How Does The U.K. Supreme Court Work?
It's less like the American one than you may think. For starters: no life terms.
In the wake of a ruling that Boris Johnson broke the law by suspending Parliament, the British PM is calling for "some form of accountability" in his country's highest court.
The U.K. Supreme Court unanimously ruled that Johnson's proroguing of Parliament for five weeks "had the effect of frustrating or preventing the ability of parliament to carry out its constitutional functions without reasonable justification." Not long after that, Johnson told The Telegraph that while he respected the court's judgment, he took issue with its decision to intervene on "an acutely sensitive political question, at a time of great national controversy." He also raised concerns about what kind of precedent that sets.
And when it comes to precedent, this could be huge, given that the British Supreme Court is still practically brand new. In fact, it just turned 10 this week. With all this in mind, let's take a look at how the British high court works — who's on it, what they do, and how.
The U.K.'s Supreme Court was established in 2009 to assume the judicial authority that was once held by the House of Lords. Like the U.S. Supreme Court, it's the highest appellate court in the country and only hears cases "of the greatest public and constitutional importance." The U.K. court has 12 justices, but only an odd number of them get to hear each case. That ensures a clear majority ruling even if justices disagree on the outcome. Unlike in the U.S., the U.K. Supreme Court cannot strike down laws — it can only rule on how laws should be interpreted and applied. If the panel believes a law is at odds with legal human rights mandates, it can tell Parliament to reconsider that legislation.

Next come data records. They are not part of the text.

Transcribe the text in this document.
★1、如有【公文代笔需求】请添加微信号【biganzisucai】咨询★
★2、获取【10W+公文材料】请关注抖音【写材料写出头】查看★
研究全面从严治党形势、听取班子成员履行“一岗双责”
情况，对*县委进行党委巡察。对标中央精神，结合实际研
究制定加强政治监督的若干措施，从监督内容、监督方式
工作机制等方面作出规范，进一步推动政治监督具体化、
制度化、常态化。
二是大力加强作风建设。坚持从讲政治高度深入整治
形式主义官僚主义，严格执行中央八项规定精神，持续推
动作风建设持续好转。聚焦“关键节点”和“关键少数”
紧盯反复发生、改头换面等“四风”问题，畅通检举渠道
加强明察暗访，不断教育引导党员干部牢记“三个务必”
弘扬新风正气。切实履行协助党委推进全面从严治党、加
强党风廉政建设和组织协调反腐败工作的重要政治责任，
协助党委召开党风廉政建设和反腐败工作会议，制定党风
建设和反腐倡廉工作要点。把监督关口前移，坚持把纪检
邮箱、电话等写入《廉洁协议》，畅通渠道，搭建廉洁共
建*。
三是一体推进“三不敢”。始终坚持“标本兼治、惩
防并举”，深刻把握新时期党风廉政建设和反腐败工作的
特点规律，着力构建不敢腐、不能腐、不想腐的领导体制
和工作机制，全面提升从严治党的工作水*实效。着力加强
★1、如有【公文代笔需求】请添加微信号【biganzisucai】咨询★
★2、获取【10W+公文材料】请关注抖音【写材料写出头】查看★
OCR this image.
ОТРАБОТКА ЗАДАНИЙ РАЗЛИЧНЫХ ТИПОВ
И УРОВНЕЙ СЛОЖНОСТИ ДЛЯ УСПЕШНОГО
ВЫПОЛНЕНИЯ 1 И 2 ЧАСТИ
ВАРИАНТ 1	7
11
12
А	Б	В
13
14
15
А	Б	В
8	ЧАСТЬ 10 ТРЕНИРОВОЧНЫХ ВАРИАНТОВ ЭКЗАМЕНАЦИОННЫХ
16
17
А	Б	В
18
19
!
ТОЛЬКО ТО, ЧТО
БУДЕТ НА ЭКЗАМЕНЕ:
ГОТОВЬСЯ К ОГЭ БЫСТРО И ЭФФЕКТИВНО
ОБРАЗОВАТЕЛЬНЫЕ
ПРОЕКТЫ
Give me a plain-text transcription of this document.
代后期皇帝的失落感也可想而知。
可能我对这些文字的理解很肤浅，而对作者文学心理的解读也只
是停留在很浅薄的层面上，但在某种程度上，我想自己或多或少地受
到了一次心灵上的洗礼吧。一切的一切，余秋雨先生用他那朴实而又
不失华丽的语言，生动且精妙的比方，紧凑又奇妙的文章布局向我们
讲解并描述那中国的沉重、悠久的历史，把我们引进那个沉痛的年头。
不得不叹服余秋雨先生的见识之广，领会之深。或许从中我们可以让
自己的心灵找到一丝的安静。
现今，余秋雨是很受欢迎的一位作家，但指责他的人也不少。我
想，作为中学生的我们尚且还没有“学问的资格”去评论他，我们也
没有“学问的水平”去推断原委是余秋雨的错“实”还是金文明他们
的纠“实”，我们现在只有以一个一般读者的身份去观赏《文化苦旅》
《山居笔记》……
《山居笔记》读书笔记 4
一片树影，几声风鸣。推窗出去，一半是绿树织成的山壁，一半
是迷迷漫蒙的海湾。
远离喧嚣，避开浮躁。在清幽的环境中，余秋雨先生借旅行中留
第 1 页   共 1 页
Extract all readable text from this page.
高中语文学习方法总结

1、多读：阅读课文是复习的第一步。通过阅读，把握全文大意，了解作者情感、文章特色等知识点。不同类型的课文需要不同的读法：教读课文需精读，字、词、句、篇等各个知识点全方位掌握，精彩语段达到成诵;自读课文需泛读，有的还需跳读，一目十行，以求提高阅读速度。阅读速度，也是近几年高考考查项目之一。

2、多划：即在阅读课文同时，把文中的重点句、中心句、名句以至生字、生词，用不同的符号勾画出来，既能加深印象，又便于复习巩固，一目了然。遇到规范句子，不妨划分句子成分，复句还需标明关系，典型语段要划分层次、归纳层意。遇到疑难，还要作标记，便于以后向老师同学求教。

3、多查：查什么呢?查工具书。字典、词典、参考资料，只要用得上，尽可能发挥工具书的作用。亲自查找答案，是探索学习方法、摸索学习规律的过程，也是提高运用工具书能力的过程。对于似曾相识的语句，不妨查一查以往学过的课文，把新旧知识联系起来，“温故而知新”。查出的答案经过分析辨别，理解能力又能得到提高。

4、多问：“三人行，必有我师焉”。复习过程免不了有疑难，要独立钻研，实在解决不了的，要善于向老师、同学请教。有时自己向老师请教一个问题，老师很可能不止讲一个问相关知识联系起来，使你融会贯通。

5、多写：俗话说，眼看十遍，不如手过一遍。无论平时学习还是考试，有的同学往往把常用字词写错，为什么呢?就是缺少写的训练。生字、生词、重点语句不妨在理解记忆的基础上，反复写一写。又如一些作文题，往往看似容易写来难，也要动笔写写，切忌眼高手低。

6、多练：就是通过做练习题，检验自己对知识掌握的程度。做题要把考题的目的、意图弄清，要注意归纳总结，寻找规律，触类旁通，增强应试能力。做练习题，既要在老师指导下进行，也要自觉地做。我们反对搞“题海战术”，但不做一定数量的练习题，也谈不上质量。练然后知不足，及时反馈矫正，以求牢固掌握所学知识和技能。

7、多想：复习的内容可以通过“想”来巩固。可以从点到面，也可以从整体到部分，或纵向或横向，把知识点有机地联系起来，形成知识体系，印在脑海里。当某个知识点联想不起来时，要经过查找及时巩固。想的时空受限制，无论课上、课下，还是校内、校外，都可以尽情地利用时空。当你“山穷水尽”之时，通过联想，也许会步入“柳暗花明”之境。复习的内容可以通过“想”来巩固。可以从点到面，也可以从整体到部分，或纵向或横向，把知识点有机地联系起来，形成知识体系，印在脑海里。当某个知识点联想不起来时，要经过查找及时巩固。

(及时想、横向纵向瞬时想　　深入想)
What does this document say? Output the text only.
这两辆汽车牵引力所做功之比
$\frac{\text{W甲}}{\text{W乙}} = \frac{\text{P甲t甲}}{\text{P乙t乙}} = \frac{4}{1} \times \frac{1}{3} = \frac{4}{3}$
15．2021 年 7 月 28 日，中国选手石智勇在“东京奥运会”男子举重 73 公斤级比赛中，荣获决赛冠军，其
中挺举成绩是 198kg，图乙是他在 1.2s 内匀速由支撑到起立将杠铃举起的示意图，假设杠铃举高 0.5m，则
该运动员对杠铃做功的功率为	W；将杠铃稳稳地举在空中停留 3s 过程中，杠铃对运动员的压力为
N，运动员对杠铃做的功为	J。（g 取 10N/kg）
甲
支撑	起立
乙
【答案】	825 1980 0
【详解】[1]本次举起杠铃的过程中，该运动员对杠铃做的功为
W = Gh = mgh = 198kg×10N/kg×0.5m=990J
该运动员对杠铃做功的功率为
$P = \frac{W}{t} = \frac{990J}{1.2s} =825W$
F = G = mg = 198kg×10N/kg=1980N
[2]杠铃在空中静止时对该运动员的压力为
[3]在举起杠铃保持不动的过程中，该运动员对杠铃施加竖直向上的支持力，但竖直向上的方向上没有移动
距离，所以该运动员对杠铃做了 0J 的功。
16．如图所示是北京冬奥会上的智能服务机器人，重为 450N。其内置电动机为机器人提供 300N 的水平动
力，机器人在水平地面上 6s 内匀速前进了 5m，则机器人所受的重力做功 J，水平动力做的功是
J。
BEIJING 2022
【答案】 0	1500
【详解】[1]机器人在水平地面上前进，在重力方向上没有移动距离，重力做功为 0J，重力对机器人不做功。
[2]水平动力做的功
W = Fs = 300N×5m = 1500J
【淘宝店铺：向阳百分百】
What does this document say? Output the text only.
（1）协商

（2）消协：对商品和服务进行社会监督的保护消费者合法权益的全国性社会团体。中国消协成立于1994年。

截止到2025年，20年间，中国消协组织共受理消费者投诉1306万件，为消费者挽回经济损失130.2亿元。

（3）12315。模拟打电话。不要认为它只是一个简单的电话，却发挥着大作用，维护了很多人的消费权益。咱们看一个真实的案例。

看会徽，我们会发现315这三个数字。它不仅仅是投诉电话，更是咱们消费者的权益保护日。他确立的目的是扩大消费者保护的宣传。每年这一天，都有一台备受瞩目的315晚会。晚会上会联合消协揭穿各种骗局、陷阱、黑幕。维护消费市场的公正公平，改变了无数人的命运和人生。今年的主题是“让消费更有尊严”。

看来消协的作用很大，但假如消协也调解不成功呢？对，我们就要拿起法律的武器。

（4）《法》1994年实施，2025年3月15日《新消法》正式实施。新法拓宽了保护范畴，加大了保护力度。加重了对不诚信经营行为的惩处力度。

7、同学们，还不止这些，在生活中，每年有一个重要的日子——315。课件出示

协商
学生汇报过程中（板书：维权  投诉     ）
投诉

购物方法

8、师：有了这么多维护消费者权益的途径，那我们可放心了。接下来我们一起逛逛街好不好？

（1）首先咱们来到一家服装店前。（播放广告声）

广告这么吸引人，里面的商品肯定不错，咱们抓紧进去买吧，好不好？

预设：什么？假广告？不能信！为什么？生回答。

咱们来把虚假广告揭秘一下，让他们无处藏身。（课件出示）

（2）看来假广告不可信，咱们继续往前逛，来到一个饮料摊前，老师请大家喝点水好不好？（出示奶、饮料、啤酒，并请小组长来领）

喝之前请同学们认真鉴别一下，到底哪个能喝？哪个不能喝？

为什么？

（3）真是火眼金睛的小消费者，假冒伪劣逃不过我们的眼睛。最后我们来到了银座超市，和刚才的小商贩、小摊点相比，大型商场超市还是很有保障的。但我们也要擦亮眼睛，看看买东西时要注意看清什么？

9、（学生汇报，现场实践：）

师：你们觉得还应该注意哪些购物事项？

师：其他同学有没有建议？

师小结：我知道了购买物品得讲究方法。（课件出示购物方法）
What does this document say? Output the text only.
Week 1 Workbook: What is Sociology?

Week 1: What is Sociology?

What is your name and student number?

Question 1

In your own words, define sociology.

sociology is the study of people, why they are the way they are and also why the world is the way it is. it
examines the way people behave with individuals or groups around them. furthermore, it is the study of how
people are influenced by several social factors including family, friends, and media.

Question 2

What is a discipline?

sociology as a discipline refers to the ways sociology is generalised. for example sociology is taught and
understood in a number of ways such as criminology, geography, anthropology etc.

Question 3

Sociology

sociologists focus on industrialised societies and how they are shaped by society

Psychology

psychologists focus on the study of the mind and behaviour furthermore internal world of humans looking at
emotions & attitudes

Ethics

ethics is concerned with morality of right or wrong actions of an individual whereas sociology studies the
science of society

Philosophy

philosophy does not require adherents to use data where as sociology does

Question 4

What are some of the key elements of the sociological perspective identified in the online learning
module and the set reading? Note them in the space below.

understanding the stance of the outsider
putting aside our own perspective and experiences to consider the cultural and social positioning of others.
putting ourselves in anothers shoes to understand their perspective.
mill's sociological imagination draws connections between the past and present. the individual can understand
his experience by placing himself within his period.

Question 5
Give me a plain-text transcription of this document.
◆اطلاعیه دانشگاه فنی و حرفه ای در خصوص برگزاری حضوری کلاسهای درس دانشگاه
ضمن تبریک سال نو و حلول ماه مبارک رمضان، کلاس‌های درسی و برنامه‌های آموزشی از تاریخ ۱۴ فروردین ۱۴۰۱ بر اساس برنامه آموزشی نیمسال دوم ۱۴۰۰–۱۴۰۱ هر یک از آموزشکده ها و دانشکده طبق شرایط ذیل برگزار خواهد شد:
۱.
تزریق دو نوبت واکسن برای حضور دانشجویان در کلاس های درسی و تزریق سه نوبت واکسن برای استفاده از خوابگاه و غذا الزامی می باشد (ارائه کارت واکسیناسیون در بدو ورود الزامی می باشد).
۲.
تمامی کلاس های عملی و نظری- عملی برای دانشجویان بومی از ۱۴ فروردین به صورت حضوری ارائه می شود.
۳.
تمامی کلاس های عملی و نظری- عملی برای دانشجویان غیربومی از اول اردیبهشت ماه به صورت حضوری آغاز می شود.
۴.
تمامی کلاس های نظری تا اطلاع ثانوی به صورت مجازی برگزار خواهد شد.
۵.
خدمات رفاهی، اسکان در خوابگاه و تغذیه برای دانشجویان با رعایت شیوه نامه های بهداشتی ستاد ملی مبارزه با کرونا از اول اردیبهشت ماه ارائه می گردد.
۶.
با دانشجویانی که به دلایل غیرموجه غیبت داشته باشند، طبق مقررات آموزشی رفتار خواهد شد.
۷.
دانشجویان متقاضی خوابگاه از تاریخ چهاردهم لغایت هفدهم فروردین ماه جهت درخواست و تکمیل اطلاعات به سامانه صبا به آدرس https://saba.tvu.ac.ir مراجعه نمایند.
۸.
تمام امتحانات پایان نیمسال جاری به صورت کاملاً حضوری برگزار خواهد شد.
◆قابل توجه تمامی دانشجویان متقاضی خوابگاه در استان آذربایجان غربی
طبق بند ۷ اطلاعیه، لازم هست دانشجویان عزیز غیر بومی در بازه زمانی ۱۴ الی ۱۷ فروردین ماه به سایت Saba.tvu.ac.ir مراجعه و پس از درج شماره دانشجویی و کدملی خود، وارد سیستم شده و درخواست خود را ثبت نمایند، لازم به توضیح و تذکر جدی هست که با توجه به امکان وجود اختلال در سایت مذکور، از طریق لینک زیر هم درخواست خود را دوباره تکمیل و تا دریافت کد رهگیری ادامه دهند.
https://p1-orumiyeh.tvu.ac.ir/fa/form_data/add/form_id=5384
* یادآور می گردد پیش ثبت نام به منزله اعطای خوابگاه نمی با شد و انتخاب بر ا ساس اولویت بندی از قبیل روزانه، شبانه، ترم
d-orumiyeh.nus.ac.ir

The British appointment system is a bit more complicated than the American one. The process begins when there's a vacancy on the bench, which happens more frequently in the U.K. than in the U.S. because justices have to retire when they reach either 70 or 75 years old. A committee with representatives from England, Wales, Scotland and Northern Ireland meets to discuss viable candidates. That committee's usually chaired by the Supreme Court president.
For someone to be eligible, they must either have been a High Court or Court of Appeal judge for two years or a practicing lawyer for 15 years. After consulting with senior judges and other high-ranking officials, the committee selects one candidate. Their name is sent to the Lord Chancellor, who can either approve the nomination, reject it or ask the committee to reconsider. The chancellor can only reject one nominee during the process, so if they reject the committee's first choice, they can't reject the second.
Once the chancellor approves a nominee, their name is sent to the prime minister, who forwards it to the queen for a formal appointment. Once someone becomes a U.K. Supreme Court justice, they cannot actively belong to any political party.
It's unclear what Johnson's proposed "accountability" for judges would entail. But he said the Supreme Court's ruling "will take a while to be worked through" and that "the consequences of that judgment have yet been fully evaluated."